I recently acquired the object shown which claims to be a Cut All Swivel Saw. I had never seen this tool before and was keen to learn the age and maker. A good clean with a wire brush on a Dremel revealed an inscription on the end of the handle. The maker was none other than The Cut All Swivel Saw Co (no help there then) of Smethwick, Birmingham.

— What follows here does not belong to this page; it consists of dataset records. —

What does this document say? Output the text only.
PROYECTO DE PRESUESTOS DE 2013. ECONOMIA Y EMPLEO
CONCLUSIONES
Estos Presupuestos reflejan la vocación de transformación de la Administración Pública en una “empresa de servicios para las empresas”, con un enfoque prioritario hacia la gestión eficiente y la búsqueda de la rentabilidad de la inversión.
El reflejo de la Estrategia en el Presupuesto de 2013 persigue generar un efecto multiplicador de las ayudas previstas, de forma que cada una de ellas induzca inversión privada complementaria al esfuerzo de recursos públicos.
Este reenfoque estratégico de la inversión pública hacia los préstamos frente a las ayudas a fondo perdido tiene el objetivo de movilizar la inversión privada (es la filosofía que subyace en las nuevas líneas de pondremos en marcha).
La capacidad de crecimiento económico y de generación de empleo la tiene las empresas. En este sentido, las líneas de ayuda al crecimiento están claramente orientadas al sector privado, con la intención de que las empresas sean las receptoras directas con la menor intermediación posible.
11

Fortunately, there was also a notation ‘Brit patent 793110’ which, with the help of Espacenet, quickly led to a Provisional Patent application on 25 May 1955 by Cago Sales Ltd with the inventor shown as Gordon Milfred Cave. The provisional patent said the invention related to hand tools such as saws, scrapers, and files but the Complete Specification filed on 24 May 1956 refers solely to hand saws. The saw blade holder swivels both horizontally and laterally in relation to the blade to allow the saw to be used in confined spaces. The blade, which is missing from my example, seems to be similar to a pad saw blade with a slotted end. The actual device differs from the patent drawing in having a simpler handle but neater adjusting nuts instead of the wing nuts.

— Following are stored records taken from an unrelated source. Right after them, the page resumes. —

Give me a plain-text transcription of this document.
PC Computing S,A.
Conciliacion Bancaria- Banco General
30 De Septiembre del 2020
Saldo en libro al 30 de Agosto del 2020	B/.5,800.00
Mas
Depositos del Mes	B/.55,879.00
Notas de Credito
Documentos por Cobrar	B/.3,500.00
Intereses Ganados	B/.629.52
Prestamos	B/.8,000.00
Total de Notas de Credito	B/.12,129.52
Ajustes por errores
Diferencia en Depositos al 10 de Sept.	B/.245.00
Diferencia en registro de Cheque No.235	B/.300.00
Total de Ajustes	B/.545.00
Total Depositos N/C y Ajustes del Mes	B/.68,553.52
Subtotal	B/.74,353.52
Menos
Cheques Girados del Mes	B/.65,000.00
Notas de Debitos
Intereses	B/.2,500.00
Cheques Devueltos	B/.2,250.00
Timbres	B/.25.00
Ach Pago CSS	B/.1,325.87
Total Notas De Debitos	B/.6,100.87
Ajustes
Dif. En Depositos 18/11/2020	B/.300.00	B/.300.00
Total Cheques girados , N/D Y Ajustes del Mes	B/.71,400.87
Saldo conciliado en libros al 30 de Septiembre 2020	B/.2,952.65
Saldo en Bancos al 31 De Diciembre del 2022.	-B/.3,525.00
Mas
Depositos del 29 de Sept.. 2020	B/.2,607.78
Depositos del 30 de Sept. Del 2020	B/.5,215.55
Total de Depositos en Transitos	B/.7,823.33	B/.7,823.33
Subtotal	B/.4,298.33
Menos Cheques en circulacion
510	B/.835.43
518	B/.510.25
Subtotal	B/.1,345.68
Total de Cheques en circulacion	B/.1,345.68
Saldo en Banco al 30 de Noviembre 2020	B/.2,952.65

Cago Sales Ltd had changed name to Cago Ltd by May 1956 and was based at Vernon House, 510A Coventry Road, Birmingham 10. Gordon Milfred Cave, Managing Director, was born in West Bromwich in 1925, married Joan Hopley in 1946 and died in 1984 when he was living at Hall Green, Birmingham. I could find little more about Cave but newspaper adverts showed Cago Ltd was trading in 1958 as Chemical Engineers selling a compound for repairing split pipes (7000 sold at the date of the article), in 1959 as Fabricators in Fibre Glass and in 1971 as Plastic Fabricators.
An article in the Birmingham Gazette on 24 April 1956 explains that the saw was the only item the firm had made and that there were 4 blades for different materials available. All I need now is the blades and I am set up to cut all in any contortion.